A fundamental goal of microbial ecology is to understand how microbial diversity is distributed over space and time. At broad scales, abiotic factors drive microbial community composition, and salinity plays a particularly important role. Do all microbes respond in the same way? Here I investigate the diversity of two domains encompassed within the blanket term ‘microbes’ the bacteria and protists (unicellular eukaryotes). I examined their diversity and composition across a river to ocean transect and compare the shifts in diversity that occur in these two domains. I collected 122 samples from the Fraser River, its plume and the adjacent coastal water at three time points covering the spring freshet. I used a combined approach of high-throughput sequencing and inverted microscopy to investigate the changes in diversity and community composition. As expected, there was a strong turnover in the community composition of bacteria and protists across the salinity gradient. I found that diversity of both the bacteria and protists was highest in the freshwater and brackish water with low salinity, and decrease with increasing salinity, and observed a high degree of separation between marine and freshwater community composition. However, the shift from communities with predominately fresh to marine water taxa occurs at the higher taxonomic level for bacteria (phylum/class) and lower taxonomic level (family/genus) for protists.

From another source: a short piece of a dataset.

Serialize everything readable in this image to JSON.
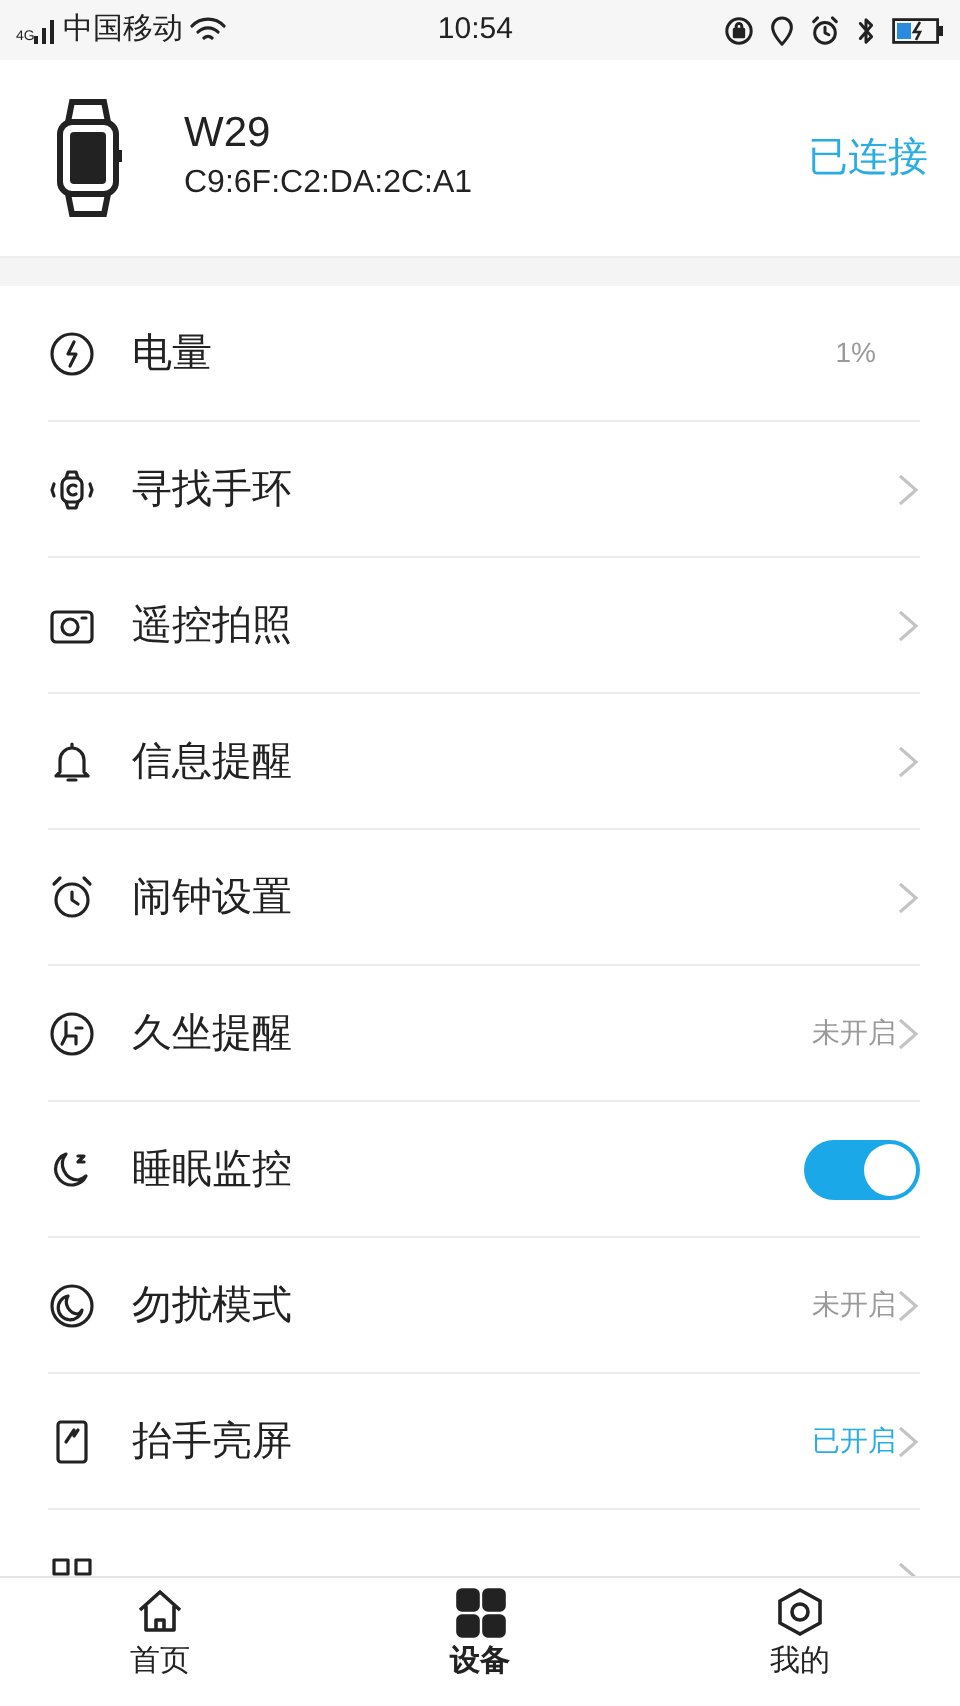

Moreover, the inflection point for taxonomic distribution tends to occur around at 20 salinity for bacteria and 10 salinity for protists. Overall, bacteria are distributed more broadly across the salinity gradient than protists and more likely to be present across time points. In contrast, protists tend to be found in a narrower salinity range and are more often restricted to either marine or freshwater, and found at a single time point.